Un trajet court se traite le plus souvent en une seule journée.

1

Cadrage

Les deux adresses, les étages, le volume approximatif et la date visée. Dix minutes suffisent.

2

Repérage

Nous regardons les deux logements et l’endroit où un camion peut réellement s’arrêter de chaque côté.

3

Devis écrit

Ligne par ligne, valable trente jours, avec le portage et l’éventuel monte-meuble chiffrés séparément.

4

Préparation

Autorisations de stationnement aux deux adresses quand elles s’imposent, réservation du matériel, livraison des cartons.

5

Le jour J

Chargement le matin, transport, déchargement et remontage l’après-midi. État des lieux contradictoire signé.
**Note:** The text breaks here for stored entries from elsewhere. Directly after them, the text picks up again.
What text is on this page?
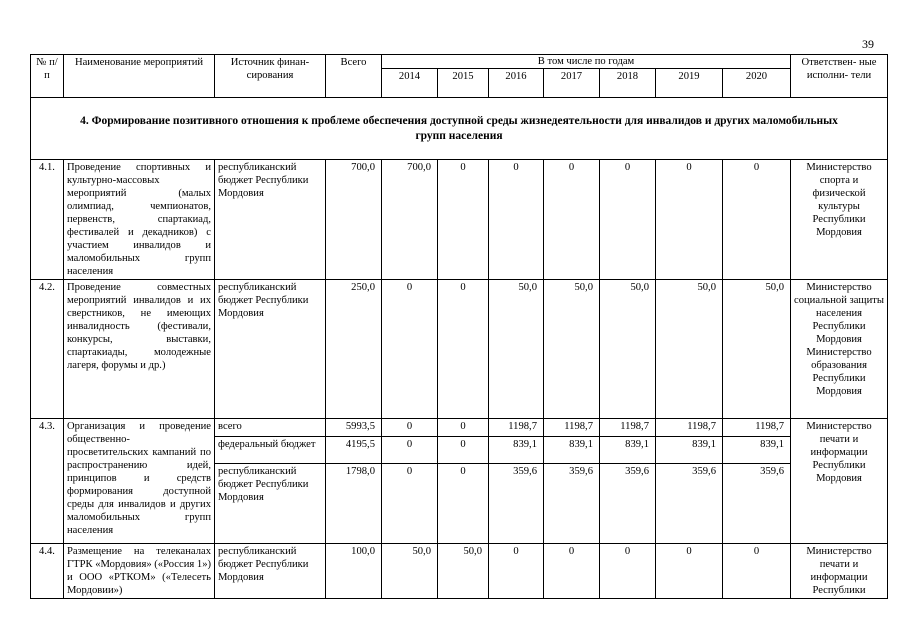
39
№ п/п	Наименование мероприятий	Источник финан- сирования	Всего	В том числе по годам							Ответствен- ные исполни- тели
				2014	2015	2016	2017	2018	2019	2020	
4. Формирование позитивного отношения к проблеме обеспечения доступной среды жизнедеятельности для инвалидов и других маломобильных групп населения											
4.1.	Проведение спортивных и культурно-массовых мероприятий (малых олимпиад, чемпионатов, первенств, спартакиад, фестивалей и декадников) с участием инвалидов и маломобильных групп населения	республиканский бюджет Республики Мордовия	700,0	700,0	0	0	0	0	0	0	Министерство спорта и физической культуры Республики Мордовия
4.2.	Проведение совместных мероприятий инвалидов и их сверстников, не имеющих инвалидность (фестивали, конкурсы, выставки, спартакиады, молодежные лагеря, форумы и др.)	республиканский бюджет Республики Мордовия	250,0	0	0	50,0	50,0	50,0	50,0	50,0	Министерство социальной защиты населения Республики Мордовия Министерство образования Республики Мордовия
4.3.	Организация и проведение общественно-просветительских кампаний по распространению идей, принципов и средств формирования доступной среды для инвалидов и других маломобильных групп населения	всего	5993,5	0	0	1198,7	1198,7	1198,7	1198,7	1198,7	Министерство печати и информации Республики Мордовия
		федеральный бюджет	4195,5	0	0	839,1	839,1	839,1	839,1	839,1	
		республиканский бюджет Республики Мордовия	1798,0	0	0	359,6	359,6	359,6	359,6	359,6	
4.4.	Размещение на телеканалах ГТРК «Мордовия» («Россия 1») и ООО «РТКОМ» («Телесеть Мордовии»)	республиканский бюджет Республики Мордовия	100,0	50,0	50,0	0	0	0	0	0	Министерство печати и информации Республики
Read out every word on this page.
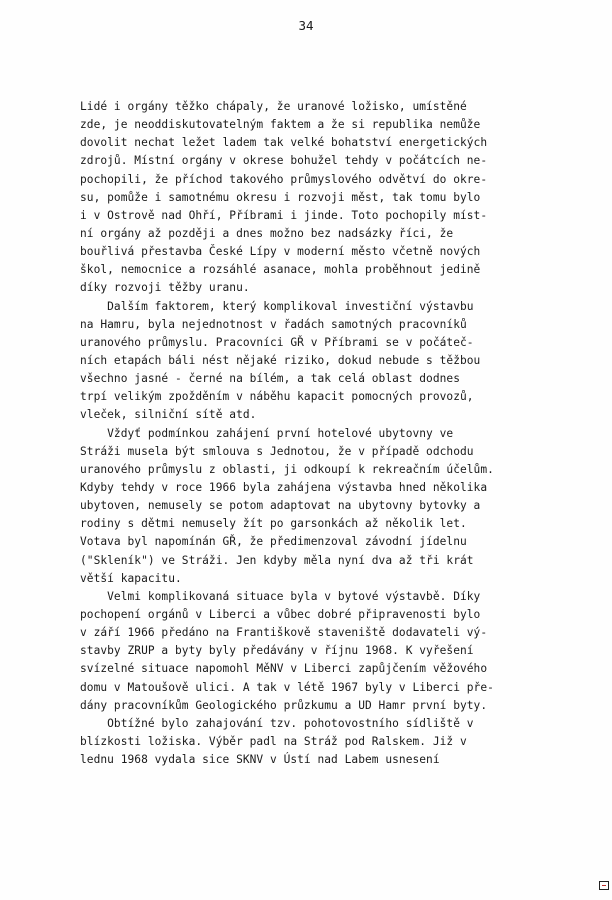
34
Lidé i orgány těžko chápaly, že uranové ložisko, umístěné
zde, je neoddiskutovatelným faktem a že si republika nemůže
dovolit nechat ležet ladem tak velké bohatství energetických
zdrojů. Místní orgány v okrese bohužel tehdy v počátcích ne-
pochopili, že příchod takového průmyslového odvětví do okre-
su, pomůže i samotnému okresu i rozvoji měst, tak tomu bylo
i v Ostrově nad Ohří, Příbrami i jinde. Toto pochopily míst-
ní orgány až později a dnes možno bez nadsázky říci, že
bouřlivá přestavba České Lípy v moderní město včetně nových
škol, nemocnice a rozsáhlé asanace, mohla proběhnout jedině
díky rozvoji těžby uranu.
Dalším faktorem, který komplikoval investiční výstavbu
na Hamru, byla nejednotnost v řadách samotných pracovníků
uranového průmyslu. Pracovníci GŘ v Příbrami se v počáteč-
ních etapách báli nést nějaké riziko, dokud nebude s těžbou
všechno jasné - černé na bílém, a tak celá oblast dodnes
trpí velikým zpožděním v náběhu kapacit pomocných provozů,
vleček, silniční sítě atd.
Vždyť podmínkou zahájení první hotelové ubytovny ve
Stráži musela být smlouva s Jednotou, že v případě odchodu
uranového průmyslu z oblasti, ji odkoupí k rekreačním účelům.
Kdyby tehdy v roce 1966 byla zahájena výstavba hned několika
ubytoven, nemusely se potom adaptovat na ubytovny bytovky a
rodiny s dětmi nemusely žít po garsonkách až několik let.
Votava byl napomínán GŘ, že předimenzoval závodní jídelnu
("Skleník") ve Stráži. Jen kdyby měla nyní dva až tři krát
větší kapacitu.
Velmi komplikovaná situace byla v bytové výstavbě. Díky
pochopení orgánů v Liberci a vůbec dobré připravenosti bylo
v září 1966 předáno na Františkově staveniště dodavateli vý-
stavby ZRUP a byty byly předávány v říjnu 1968. K vyřešení
svízelné situace napomohl MěNV v Liberci zapůjčením věžového
domu v Matoušově ulici. A tak v létě 1967 byly v Liberci pře-
dány pracovníkům Geologického průzkumu a UD Hamr první byty.
Obtížné bylo zahajování tzv. pohotovostního sídliště v
blízkosti ložiska. Výběr padl na Stráž pod Ralskem. Již v
lednu 1968 vydala sice SKNV v Ústí nad Labem usnesení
Deux autorisations plutôt qu’une

C’est la particularité des trajets internes. Dès que le camion occupe une place publique, un trottoir ou une voie, une autorisation se demande en mairie. Sur un déménagement Nice vers Grasse, il en faut donc souvent deux, dans deux communes différentes, avec deux délais d’instruction.
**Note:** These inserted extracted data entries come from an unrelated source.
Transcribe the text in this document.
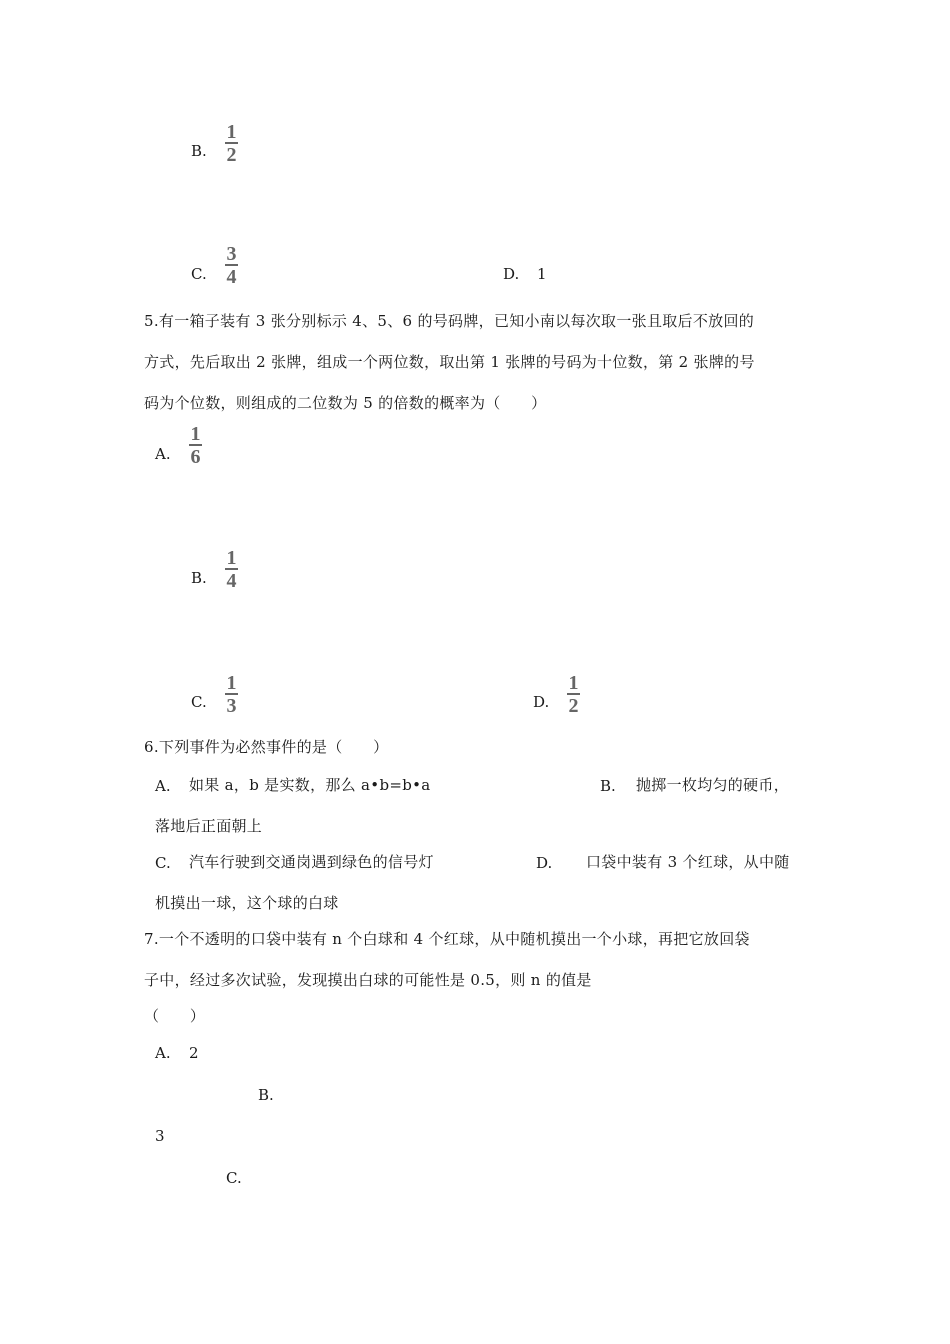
B.
1
2
C.
3
4	D. 1
5.有一箱子装有 3 张分别标示 4、5、6 的号码牌，已知小南以每次取一张且取后不放回的
方式，先后取出 2 张牌，组成一个两位数，取出第 1 张牌的号码为十位数，第 2 张牌的号
码为个位数，则组成的二位数为 5 的倍数的概率为（　　）
A.
1
6
B.
1
4
C.
1
3	D.
1
2
6.下列事件为必然事件的是（　　）
A. 如果 a，b 是实数，那么 a•b=b•a	B. 抛掷一枚均匀的硬币，
落地后正面朝上
C. 汽车行驶到交通岗遇到绿色的信号灯	D. 口袋中装有 3 个红球，从中随
机摸出一球，这个球的白球
7.一个不透明的口袋中装有 n 个白球和 4 个红球，从中随机摸出一个小球，再把它放回袋
子中，经过多次试验，发现摸出白球的可能性是 0.5，则 n 的值是
（　　）
A. 2
B.
3
C.
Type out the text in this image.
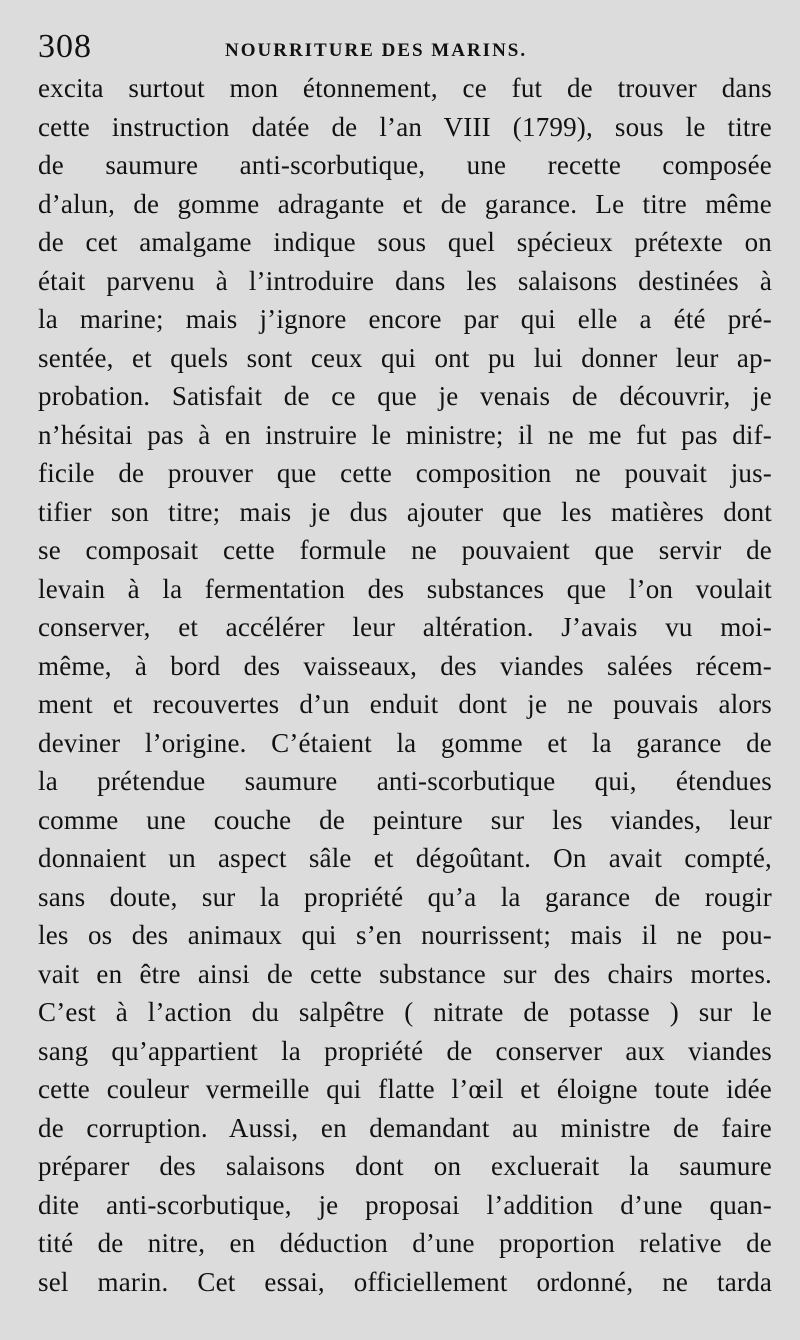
308	NOURRITURE DES MARINS.
excita surtout mon étonnement, ce fut de trouver dans
cette instruction datée de l’an VIII (1799), sous le titre
de saumure anti-scorbutique, une recette composée
d’alun, de gomme adragante et de garance. Le titre même
de cet amalgame indique sous quel spécieux prétexte on
était parvenu à l’introduire dans les salaisons destinées à
la marine; mais j’ignore encore par qui elle a été pré-
sentée, et quels sont ceux qui ont pu lui donner leur ap-
probation. Satisfait de ce que je venais de découvrir, je
n’hésitai pas à en instruire le ministre; il ne me fut pas dif-
ficile de prouver que cette composition ne pouvait jus-
tifier son titre; mais je dus ajouter que les matières dont
se composait cette formule ne pouvaient que servir de
levain à la fermentation des substances que l’on voulait
conserver, et accélérer leur altération. J’avais vu moi-
même, à bord des vaisseaux, des viandes salées récem-
ment et recouvertes d’un enduit dont je ne pouvais alors
deviner l’origine. C’étaient la gomme et la garance de
la prétendue saumure anti-scorbutique qui, étendues
comme une couche de peinture sur les viandes, leur
donnaient un aspect sâle et dégoûtant. On avait compté,
sans doute, sur la propriété qu’a la garance de rougir
les os des animaux qui s’en nourrissent; mais il ne pou-
vait en être ainsi de cette substance sur des chairs mortes.
C’est à l’action du salpêtre ( nitrate de potasse ) sur le
sang qu’appartient la propriété de conserver aux viandes
cette couleur vermeille qui flatte l’œil et éloigne toute idée
de corruption. Aussi, en demandant au ministre de faire
préparer des salaisons dont on excluerait la saumure
dite anti-scorbutique, je proposai l’addition d’une quan-
tité de nitre, en déduction d’une proportion relative de
sel marin. Cet essai, officiellement ordonné, ne tarda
Nous nous en chargeons des deux côtés dès la signature. C’est ce qui permet de tenir la journée sans perdre une matinée à chercher où se garer.
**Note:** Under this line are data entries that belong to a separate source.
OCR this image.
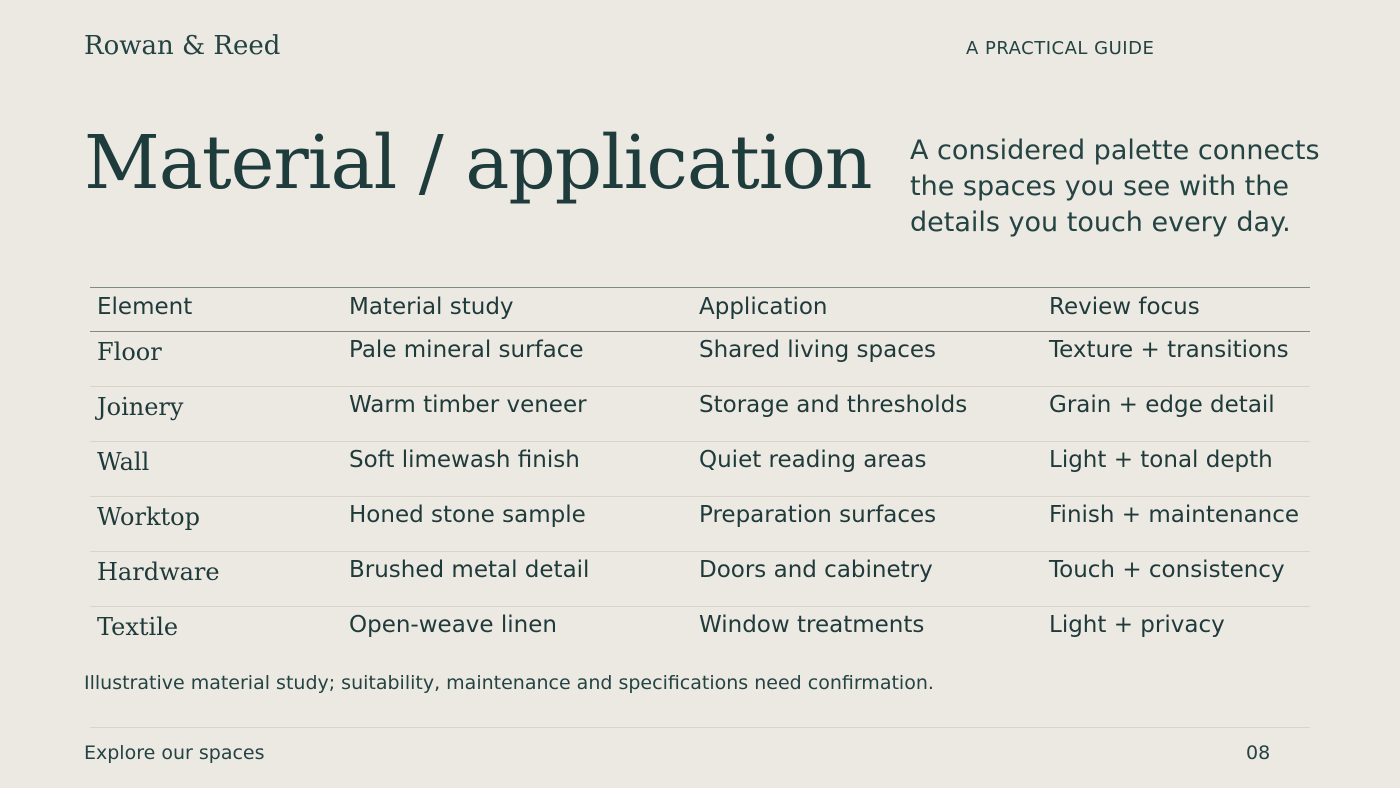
Rowan & Reed	A PRACTICAL GUIDE
Material / application A considered palette connects the spaces you see with the details you touch every day.
Element	Material study	Application	Review focus
Floor	Pale mineral surface	Shared living spaces	Texture + transitions
Joinery	Warm timber veneer	Storage and thresholds	Grain + edge detail
Wall	Soft limewash finish	Quiet reading areas	Light + tonal depth
Worktop	Honed stone sample	Preparation surfaces	Finish + maintenance
Hardware	Brushed metal detail	Doors and cabinetry	Touch + consistency
Textile	Open-weave linen	Window treatments	Light + privacy
Illustrative material study; suitability, maintenance and specifications need confirmation.
Explore our spaces	08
Autorisation de stationnement affichée sur un camion, trajet Nice vers Grasse

Nice vers Grasse : quitter le littoral pour monter sur le plateau

Un trajet en deux parties, autoroutier puis routier, et un centre ancien interdit aux gros gabarits.

Environ trente-sept kilomètres séparent Nice de Grasse, mais l’autoroute n’en couvre qu’une petite moitié. On file vers l’ouest sur l’A8, on sort à hauteur d’Antibes ou de Mougins, puis on quitte le littoral pour une route qui grimpe régulièrement jusqu’au plateau. La bascule est nette : la première partie dépend de la charge de l’A8 entre les échangeurs de l’agglomération niçoise, la seconde d’une route à une file par sens où l’on avance au rythme du véhicule de tête. À six heures, l’ensemble s’enchaîne proprement. À huit heures trente, les deux portions se dégradent en même temps, et l’écart se compte en dizaines de minutes plutôt qu’en minutes.

Côté niçois, ce sont souvent les quartiers du nord de la ville qui sont concernés, autour de Libération et de Borriglione. On y trouve des immeubles de rapport et des constructions d’après-guerre, des rues à sens unique, des livraisons de commerces qui occupent les emplacements dès l’aube, et un secteur classé en aire piétonne où la circulation motorisée est interdite. La demande de stationnement s’y anticipe de cinq jours ouvrés au minimum, et de sept lorsque l’emplacement visé n’est pas un stationnement configuré. Le matériel de signalisation reste à la charge du demandeur. Un repérage préalable évite de découvrir le matin même qu’une place réservée est en réalité inutilisable pour un long véhicule.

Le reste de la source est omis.